Что-то поднялось в ней снизу, через ноги. Какая-то волна. Не страх, не холод. Понимание, что Павел неслучайность и она не просто не зритель. Стук сердца стал чаще. Внешне она была спокойная. Три года на сцене не прошли даром. Театр научил держать лицо.
Она слушала. Голоса внутри себя. Внятные. Чужуе и близкие одновременно. Как дыхание за плечом:
– Ты могла и забыть, кто ты, Анна. Но мы, Эринии, – помним. Имя, которое тебе дала мать, не было случайным. Мегера – не роль, не маска. Это твоя суть. Ты носишь имя, как родимое пятно. Под кожей. Мегера не путает милость с правдой. Она смотрит на кровь – и не отводит глаз. Павел убил мать. Ты, как адвокат, невольно пытаешься оправдать его. Но, как Мегера, ты не должна видеть в нем человека. Он не преступник. Он просто груз на чаше весов возмездия. И в его истории ты – не адвокат. Ты та, кто слышит, знает и ведет за руку к возмездию, на эшафот приговора. К смерти или к безумию.

Ты – Мегера.
Занавес поднялся.
Тени исчезли. Голоса – умолкли. Полная тишина.
До первого слова трагедии.
Глава II. Кассандра. Прозрение и гибель
Те, кто видят дальше других, умирают раньше своей вины.
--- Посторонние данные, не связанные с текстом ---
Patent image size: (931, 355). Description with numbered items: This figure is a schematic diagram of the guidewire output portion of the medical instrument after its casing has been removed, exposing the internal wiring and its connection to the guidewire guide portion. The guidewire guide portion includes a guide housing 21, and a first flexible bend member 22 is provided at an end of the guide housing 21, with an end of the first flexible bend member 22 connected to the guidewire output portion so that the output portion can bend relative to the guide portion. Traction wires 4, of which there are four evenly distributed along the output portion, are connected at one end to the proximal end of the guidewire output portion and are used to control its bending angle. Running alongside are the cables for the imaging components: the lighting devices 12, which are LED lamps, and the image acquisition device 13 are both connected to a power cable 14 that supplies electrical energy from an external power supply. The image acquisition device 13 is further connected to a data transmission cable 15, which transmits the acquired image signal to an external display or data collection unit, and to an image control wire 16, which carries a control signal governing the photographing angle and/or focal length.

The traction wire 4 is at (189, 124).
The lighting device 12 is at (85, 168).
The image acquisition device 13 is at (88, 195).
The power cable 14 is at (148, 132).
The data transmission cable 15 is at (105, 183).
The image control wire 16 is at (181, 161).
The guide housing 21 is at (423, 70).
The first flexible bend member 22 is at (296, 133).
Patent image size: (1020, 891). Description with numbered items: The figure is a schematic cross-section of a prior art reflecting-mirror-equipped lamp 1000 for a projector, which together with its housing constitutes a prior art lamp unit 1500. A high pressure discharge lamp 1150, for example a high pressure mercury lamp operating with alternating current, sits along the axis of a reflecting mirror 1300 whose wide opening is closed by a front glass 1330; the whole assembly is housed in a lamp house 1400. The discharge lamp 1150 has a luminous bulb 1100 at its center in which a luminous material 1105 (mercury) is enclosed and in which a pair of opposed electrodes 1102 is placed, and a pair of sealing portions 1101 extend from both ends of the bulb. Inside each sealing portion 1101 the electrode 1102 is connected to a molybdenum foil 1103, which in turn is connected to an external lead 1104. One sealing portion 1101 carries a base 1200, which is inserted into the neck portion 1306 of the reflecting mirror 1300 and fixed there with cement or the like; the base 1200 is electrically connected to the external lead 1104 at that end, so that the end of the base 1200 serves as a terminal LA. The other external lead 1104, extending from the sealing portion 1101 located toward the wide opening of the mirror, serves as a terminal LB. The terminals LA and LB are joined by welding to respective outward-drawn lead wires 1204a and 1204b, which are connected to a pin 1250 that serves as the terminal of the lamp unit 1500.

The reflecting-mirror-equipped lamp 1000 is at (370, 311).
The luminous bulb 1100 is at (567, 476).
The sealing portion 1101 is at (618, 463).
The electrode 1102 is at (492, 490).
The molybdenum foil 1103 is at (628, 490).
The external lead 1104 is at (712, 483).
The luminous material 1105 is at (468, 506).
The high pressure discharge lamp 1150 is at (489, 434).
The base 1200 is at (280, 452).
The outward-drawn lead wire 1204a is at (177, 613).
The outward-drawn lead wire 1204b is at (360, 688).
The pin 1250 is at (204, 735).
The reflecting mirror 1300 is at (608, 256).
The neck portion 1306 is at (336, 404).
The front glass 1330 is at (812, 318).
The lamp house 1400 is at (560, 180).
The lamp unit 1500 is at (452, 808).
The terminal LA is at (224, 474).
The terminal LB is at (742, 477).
Женщина в чёрномАнна, взяла с колен программку. Впитывала текст быстро. Не глазами – внутренним зрением, слухом. Словно всматривалась в зеркало, где отражалось не только представление, но были слышны голоса. Откуда-то изнутри.
• Кассандра
Троянская принцесса. Пророчица.
Обречена видеть – и не быть услышанной.
Аполлон дал ей дар – и забрал веру.
Истина – стала её наказанием.
В Аргосе она пленница. Трофей.
Женщина, которая видит смерть —
и идёт ей навстречу.
• Агамемнон
Царь. Победитель.
Принёс в жертву дочь – ради ветра.
Вернулся не домой – а в приговор.
Дом Атридов встретит его не славой,
а кровью.
Акт первый. Действие 1. Пророчество КассандрыСцена: Кассандра у входа во дворец. Сумерки. Камень ещё тёплый от солнца. Воздух – плотный, как перед бурей. Агамемнон – триумфатор ведёт Кассандру, как пленницу, пророчицу, трофей. Она останавливается на пороге. Он входит в дом.
Кассандра: (почти беззвучно):
– Порог дворца, где прячется проклятие.
Не дом здесь. Западня.
Крики в углах. В камине – чей-то шепот.
И стены дышат кровью.
Я здесь, как будущего тень.
Я – крови часть, что будет здесь пролита.
(смотрит на порог)
Переступлю порог и больше никогда не выйду.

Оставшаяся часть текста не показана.